Chill And Grill!

grill and oven

Whether you’ve been hit by a storm, suffered a random power outage or you’ve recently decided to live completely off the grid, one of your main concerns is how you’ll cook your meals until you’ve got power once more.

But even if you don’t have any burgers or dogs in the refrigerator, you can still make a square meal on your outdoor grill.

All ingredients are fair game

Many of us feel adventurous when we toss some corn or a slice of eggplant on the grill, but the reality is that the world is your oyster—or your brownies or rice—when you’ve got a grill.

“If you’re inventive, you can cook anything you want as long as it will fit inside the grill,” says my dad.

Safety first

Just because you’re cooking your meal outside doesn’t mean you should abandon your food safety routines. Follow these tips from the U.S. Department of Agriculture (USDA) to ensure that you stay safe while eating from the grill:

  • Keep hands, utensils and surfaces clean.
  • Bring separate plates and cutting boards for raw and cooked foods so that juices from raw meat don’t contaminate meat that you plan to eat.
  • Use a food thermometer to make sure foods are cooked to a safe internal temperature.
  • Don’t let food sit out for more than an hour in hot weather.
  • Never use an outdoor grill inside your house or garage, because the carbon monoxide it produces could kill you.

 

Read: 6 Methods to Cook Indoors Without Electricity

Therefore, if you have no power, you can select any ingredients you want to cook and prep them for grilling. First, however, you must choose the best cookware that will most effectively prepare your meal for grilling.

“Any type of pot that’s oven-safe will work on the grill,” my dad says. “With most of your stovetop cookware, the plastic handles won’t take the heat and you can just melt the rivets right out of them. Therefore, oven-safe is key.”

If you have camping pots and pans, you should dig those out of the garage and bring them grill side.

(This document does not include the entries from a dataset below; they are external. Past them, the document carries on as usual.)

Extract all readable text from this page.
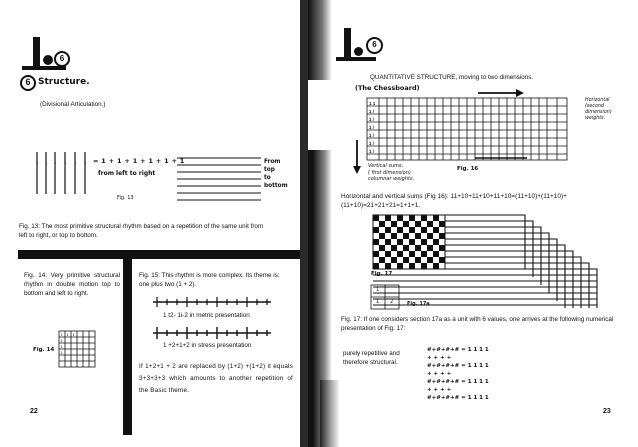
6
6 Structure.
(Divisional Articulation.)
1 1 1 1 1 1 = 1 + 1 + 1 + 1 + 1 + 1
from left to right
Fig. 13
From
top
to
bottom
Fig. 13: The most primitive structural rhythm based on a repetition of the same unit from left to right, or top to bottom.
Fig. 14: Very primitive structural rhythm in double motion top to bottom and left to right.
Fig. 14
1 1 1
1
1
1
Fig. 15: This rhythm is more complex. Its theme is: one plus two (1 + 2).
1 t2- 1i-2 in metric presentation
1 +2+1+2 in stress presentation
If 1+2+1 + 2 are replaced by (1+2) +(1+2) it equals 3+3+3+3 which amounts to another repetition of the Basic theme.
22
6
QUANTITATIVE STRUCTURE, moving to two dimensions.
(The Chessboard)
1 1
1 /
1 /
1 /
1 /
1 /
1 /
Horizontal (second dimension) weights.
Vertical sums.
( first dimension)
columnar weights.
Fig. 16
Horizontal and vertical sums (Fig 16): 11+10+11+10+11+10=(11+10)+(11+10)+(11+10)=21+21+21=1+1+1.
Fig. 17
1
1 2	Fig. 17a
Fig. 17: If one considers section 17a as a unit with 6 values, one arrives at the following numerical presentation of Fig. 17:
purely repetitive and therefore structural.
#+#+#+# = 1 1 1 1
+ + + +
#+#+#+# = 1 1 1 1
+ + + +
#+#+#+# = 1 1 1 1
+ + + +
#+#+#+# = 1 1 1 1
23
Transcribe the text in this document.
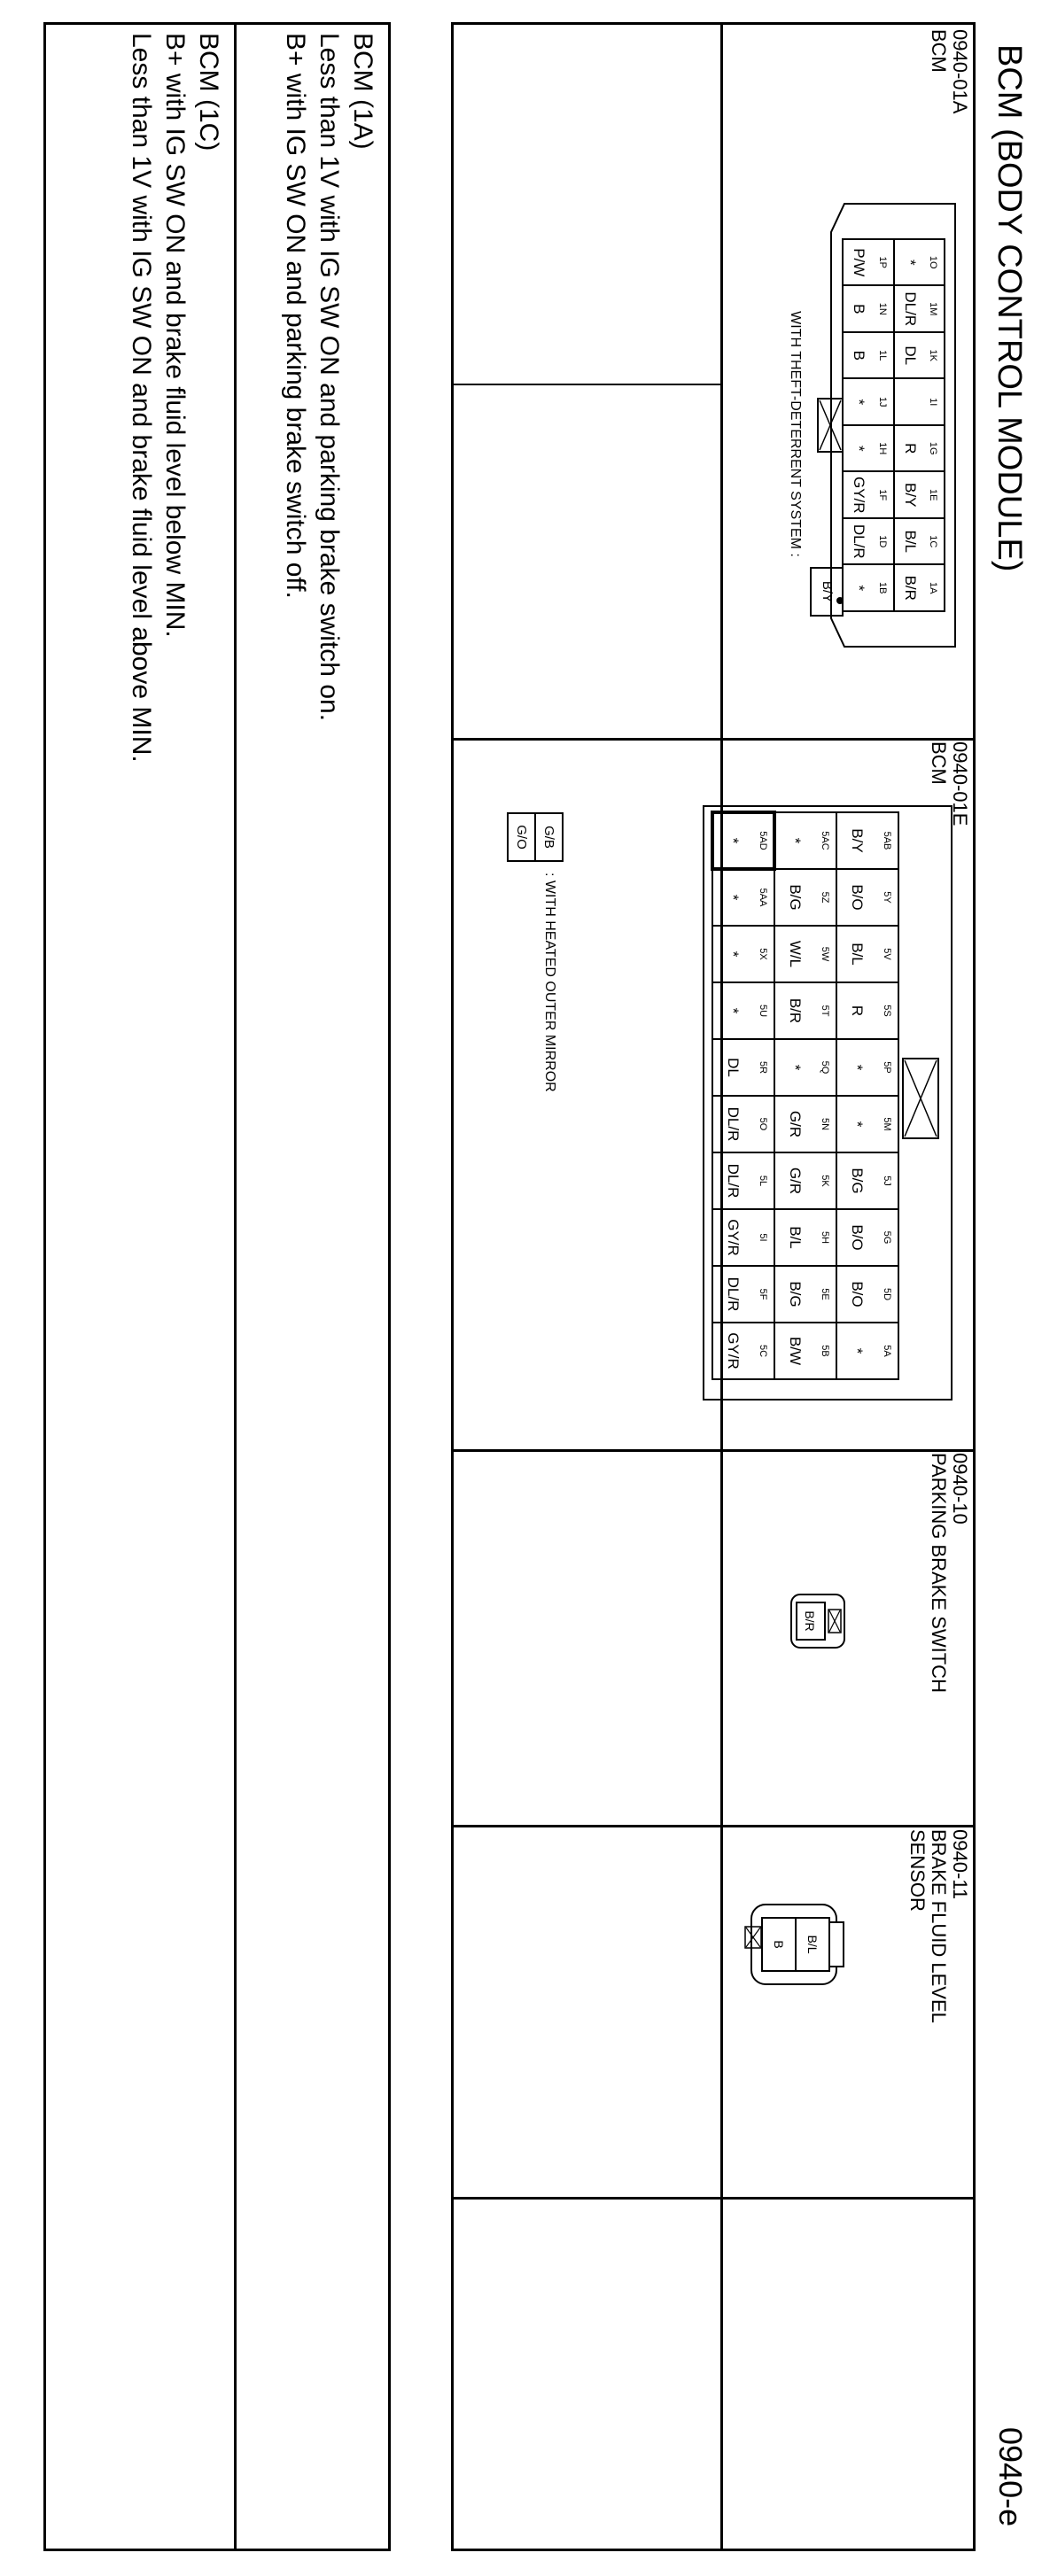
BCM (BODY CONTROL MODULE)
0940-e
0940-01A
BCM
1O
*
1M
DL/R
1K
DL
1I
1G
R
1E
B/Y
1C
B/L
1A
B/R
1P
P/W
1N
B
1L
B
1J
*
1H
*
1F
GY/R
1D
DL/R
1B
*
WITH THEFT-DETERRENT SYSTEM :
B/Y
0940-01E
BCM
5AB
B/Y
5Y
B/O
5V
B/L
5S
R
5P
*
5M
*
5J
B/G
5G
B/O
5D
B/O
5A
*
5AC
*
5Z
B/G
5W
W/L
5T
B/R
5Q
*
5N
G/R
5K
G/R
5H
B/L
5E
B/G
5B
B/W
5AD
*
5AA
*
5X
*
5U
*
5R
DL
5O
DL/R
5L
DL/R
5I
GY/R
5F
DL/R
5C
GY/R
G/B
G/O
: WITH HEATED OUTER MIRROR
0940-10
PARKING BRAKE SWITCH
B/R
0940-11
BRAKE FLUID LEVEL
SENSOR
B/L
B
BCM (1A)
Less than 1V with IG SW ON and parking brake switch on.
B+ with IG SW ON and parking brake switch off.
BCM (1C)
B+ with IG SW ON and brake fluid level below MIN.
Less than 1V with IG SW ON and brake fluid level above MIN.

If not, get your cookie sheets, stoneware, cast iron pans, Dutch ovens, and other oven-safe pots and pans to make your meal.

Follow your recipes

You can typically make your meal according to your standard recipe when grilling, but the one thing that requires your close attention is the grill temperature.

Unlike when you’re barbecuing ribs, a grill will need to remain a very constant temperature if you’re cooking items like cupcakes or a roast beef on the grill. “This is where it gets tricky because many grills have a thermometer on the hood, but that doesn’t tend to be terribly accurate,”  my pop says. “I’d recommend that you pick up an oven thermometer.

They are relatively cheap, and you can put yours right on the cooking grate and use that to gauge your temperature.”

What’s key when you’re reading your temperature gauge is to put the food where the gauge is.

“Your indoor oven works by convection and maintains a standard temperature from top to bottom,” s.

“But a grill could be 50 degrees different in the spot where the gauge is versus the other side of the grill, and that may be where you want to put your food. So put the gauge very close to where you’ll be cooking, particularly if you plan to do some baking.”

Try grilled soup?

Soup is another meal that cooks well on the grill, but how you prepare it will depend on whether you’re making soup from scratch or from a can.

“For soup inside a grill, I’d recommend a Dutch oven, cast iron pot, or something along those lines,” my dad advises. “If you’re making soup from scratch, I grill the ingredients I’m putting in my soup first, and then put those into the soup pot to give my soup the smoky flavor.

But if you’re just opening a can of soup and putting it on the grill, it will come out pretty much just like if you cooked it in a pot.”

Concluding

Although this may not be everyone’s go-to during an emergency, you should definitely keep it in mind. When the power goes down, just chill—and use the grill!